Bien sûr, le récit de Calvino a été adapté, et c’est très bien. Cosimo s’attarde sur la relation à trois entre le petit frère, le rêveur et l’amoureuse. Entre Cosimo et Viola, deux intransigeances se confrontent, une force irrésistible qui rencontre un objet immuable et ce sont les coeurs et les âmes qui dégustent et les personnages se transforment et sont transmués.

La pièce est magnifiquement écrite et mise en scène et jouée. J’ai été particulièrement touché par les acteurices. Camille Denkiger fait un Cosimo à la parole rare et toujours hors de l’axe, hors de la ligne, jamais là où on ne l’attend.

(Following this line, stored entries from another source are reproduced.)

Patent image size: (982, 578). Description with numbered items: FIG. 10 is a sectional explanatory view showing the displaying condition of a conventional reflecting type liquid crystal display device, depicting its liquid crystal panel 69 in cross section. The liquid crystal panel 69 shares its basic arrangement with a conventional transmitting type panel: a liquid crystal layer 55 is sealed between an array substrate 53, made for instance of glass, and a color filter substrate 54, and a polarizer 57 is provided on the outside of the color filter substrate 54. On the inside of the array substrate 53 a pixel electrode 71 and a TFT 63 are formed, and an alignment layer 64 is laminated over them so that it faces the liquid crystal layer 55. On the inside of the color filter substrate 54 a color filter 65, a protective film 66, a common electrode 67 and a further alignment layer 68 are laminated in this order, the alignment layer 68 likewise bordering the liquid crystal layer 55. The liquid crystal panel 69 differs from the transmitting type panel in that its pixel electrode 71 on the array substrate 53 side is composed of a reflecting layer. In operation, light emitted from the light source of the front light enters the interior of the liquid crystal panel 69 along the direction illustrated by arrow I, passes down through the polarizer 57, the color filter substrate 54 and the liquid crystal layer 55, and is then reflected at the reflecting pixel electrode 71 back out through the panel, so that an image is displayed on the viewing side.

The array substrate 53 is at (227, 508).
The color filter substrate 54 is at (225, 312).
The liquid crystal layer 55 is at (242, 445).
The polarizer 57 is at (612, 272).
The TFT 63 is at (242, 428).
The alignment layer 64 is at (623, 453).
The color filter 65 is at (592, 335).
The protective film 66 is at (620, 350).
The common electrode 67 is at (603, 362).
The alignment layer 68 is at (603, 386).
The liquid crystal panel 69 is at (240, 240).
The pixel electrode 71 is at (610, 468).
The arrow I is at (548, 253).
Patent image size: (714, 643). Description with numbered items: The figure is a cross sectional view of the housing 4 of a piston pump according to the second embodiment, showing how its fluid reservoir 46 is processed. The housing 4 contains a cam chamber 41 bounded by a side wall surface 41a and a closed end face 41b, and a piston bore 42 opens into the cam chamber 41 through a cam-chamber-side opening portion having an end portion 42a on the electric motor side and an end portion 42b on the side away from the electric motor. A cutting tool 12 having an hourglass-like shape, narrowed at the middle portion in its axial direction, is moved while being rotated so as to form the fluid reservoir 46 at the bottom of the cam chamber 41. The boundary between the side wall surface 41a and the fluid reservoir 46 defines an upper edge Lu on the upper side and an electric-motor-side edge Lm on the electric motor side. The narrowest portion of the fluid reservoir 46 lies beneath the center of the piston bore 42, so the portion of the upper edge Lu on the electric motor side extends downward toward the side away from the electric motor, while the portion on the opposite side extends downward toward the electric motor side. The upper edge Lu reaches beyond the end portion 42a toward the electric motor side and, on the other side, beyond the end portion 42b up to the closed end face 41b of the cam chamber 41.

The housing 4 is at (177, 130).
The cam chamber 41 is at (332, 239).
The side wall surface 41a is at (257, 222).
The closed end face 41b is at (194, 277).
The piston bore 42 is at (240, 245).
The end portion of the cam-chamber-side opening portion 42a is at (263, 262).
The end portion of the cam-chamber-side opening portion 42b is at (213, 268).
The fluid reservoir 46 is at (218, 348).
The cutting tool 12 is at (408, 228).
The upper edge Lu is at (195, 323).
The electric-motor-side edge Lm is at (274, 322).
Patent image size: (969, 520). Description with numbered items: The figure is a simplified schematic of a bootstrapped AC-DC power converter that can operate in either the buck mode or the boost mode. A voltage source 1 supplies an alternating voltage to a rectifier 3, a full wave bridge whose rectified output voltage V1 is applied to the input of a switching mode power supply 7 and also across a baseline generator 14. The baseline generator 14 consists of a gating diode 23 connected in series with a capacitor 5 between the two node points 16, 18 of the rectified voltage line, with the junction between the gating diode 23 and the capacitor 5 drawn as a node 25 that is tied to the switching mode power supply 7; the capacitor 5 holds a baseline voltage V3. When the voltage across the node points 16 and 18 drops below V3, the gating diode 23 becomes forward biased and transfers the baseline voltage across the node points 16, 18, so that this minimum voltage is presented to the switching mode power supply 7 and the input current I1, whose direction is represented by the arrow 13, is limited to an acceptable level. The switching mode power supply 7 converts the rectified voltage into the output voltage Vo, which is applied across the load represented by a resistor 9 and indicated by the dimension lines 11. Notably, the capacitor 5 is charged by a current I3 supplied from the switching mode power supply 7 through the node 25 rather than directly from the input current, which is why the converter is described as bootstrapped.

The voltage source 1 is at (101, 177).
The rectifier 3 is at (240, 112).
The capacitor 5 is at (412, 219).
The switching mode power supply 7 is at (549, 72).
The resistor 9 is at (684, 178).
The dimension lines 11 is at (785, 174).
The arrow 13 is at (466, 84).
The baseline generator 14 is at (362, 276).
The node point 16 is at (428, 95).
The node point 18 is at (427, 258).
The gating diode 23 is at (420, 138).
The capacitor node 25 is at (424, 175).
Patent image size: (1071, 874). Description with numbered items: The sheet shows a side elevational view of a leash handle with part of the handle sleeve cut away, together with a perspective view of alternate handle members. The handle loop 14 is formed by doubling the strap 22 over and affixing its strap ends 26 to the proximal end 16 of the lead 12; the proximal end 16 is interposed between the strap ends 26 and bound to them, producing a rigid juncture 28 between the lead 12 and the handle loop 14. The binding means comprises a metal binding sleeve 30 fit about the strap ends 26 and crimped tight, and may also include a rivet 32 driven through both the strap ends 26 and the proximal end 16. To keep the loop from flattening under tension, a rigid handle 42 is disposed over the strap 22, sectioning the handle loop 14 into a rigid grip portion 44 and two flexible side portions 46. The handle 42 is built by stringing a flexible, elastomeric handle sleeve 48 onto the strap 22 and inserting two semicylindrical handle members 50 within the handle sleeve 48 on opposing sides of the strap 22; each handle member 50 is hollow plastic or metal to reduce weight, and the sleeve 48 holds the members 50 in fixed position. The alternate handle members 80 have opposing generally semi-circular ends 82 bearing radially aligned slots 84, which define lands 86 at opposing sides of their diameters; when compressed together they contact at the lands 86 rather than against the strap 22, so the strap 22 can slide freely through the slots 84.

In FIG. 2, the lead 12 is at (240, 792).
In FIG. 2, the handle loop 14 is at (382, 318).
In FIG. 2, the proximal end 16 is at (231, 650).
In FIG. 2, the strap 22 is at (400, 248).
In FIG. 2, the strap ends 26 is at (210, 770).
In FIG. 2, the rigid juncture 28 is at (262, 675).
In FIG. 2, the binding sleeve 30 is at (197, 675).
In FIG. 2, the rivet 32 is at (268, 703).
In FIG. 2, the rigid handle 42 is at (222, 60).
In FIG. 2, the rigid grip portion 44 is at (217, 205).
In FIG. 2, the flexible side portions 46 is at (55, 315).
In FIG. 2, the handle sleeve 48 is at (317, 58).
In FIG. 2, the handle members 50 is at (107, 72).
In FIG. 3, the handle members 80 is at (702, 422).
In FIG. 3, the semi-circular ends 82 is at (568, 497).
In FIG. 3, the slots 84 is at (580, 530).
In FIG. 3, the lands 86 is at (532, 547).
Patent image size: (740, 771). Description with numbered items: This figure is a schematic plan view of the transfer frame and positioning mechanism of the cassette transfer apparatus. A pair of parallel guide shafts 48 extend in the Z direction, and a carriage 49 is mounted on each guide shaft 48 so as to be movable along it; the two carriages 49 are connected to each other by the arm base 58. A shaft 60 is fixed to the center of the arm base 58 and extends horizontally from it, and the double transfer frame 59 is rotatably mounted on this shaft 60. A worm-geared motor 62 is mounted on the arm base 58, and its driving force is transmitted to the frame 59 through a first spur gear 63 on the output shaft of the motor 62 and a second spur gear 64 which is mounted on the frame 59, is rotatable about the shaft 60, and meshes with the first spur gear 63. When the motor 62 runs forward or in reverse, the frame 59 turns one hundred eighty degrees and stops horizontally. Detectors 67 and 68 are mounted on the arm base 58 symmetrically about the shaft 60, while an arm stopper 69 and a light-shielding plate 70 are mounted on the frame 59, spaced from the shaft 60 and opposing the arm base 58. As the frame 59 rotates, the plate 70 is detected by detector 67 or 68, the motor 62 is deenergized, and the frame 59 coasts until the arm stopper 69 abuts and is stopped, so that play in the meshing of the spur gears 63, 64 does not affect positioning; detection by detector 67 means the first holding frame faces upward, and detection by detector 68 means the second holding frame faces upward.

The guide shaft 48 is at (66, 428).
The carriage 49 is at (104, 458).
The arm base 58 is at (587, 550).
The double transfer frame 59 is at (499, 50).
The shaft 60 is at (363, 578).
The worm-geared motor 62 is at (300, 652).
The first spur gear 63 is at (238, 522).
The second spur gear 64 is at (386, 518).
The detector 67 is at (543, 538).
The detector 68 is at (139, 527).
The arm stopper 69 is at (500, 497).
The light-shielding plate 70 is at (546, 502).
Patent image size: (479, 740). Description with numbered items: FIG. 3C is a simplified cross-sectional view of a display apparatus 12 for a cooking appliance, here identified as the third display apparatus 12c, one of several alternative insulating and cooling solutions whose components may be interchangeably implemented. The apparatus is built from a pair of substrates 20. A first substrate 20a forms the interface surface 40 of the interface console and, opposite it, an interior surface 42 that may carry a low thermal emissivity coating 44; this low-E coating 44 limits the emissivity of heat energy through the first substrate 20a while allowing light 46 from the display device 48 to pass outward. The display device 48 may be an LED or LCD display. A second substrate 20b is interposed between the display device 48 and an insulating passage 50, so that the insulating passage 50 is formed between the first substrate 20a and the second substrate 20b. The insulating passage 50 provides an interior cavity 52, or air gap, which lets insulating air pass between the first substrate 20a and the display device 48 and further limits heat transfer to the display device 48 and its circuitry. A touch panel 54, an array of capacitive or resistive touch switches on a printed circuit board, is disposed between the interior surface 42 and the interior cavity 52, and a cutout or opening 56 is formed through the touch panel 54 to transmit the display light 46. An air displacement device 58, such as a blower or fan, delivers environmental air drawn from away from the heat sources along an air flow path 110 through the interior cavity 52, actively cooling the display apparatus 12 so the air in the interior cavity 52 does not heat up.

Vivien Hebert est un très bel enfant de huit ans, de dix ans, ou plus grand, dans les postures, la diction, sans aucun effet exagéré, le personnage qui reste au sol et qui fait des compromis, pour les autres. Et Luna Desmeules joue une Viola qui est un scalpel, une tempête, une figure de feu.

Merci à ces trois-là de nous avoir emmenés aussi loin.

Note : la pièce secoue carrément, mais elle est appropriée pour les enfants, aucun doute (pas en-dessous de sept ans) tout autant que pour leurs parents. Je suis encore une fois émerveillé de la qualité de ce que peut proposer le petit théâtre de Lausanne.

Une chronique plus détaillée et plus intelligente que la mienne de ce spectacle peut être trouvée ici : https://wp.unil.ch/ateliercritique/2025/05/cosimo/

J’y ai découvert l’existence d’une autre version du baron perché, de Calvino, destinée aux enfants.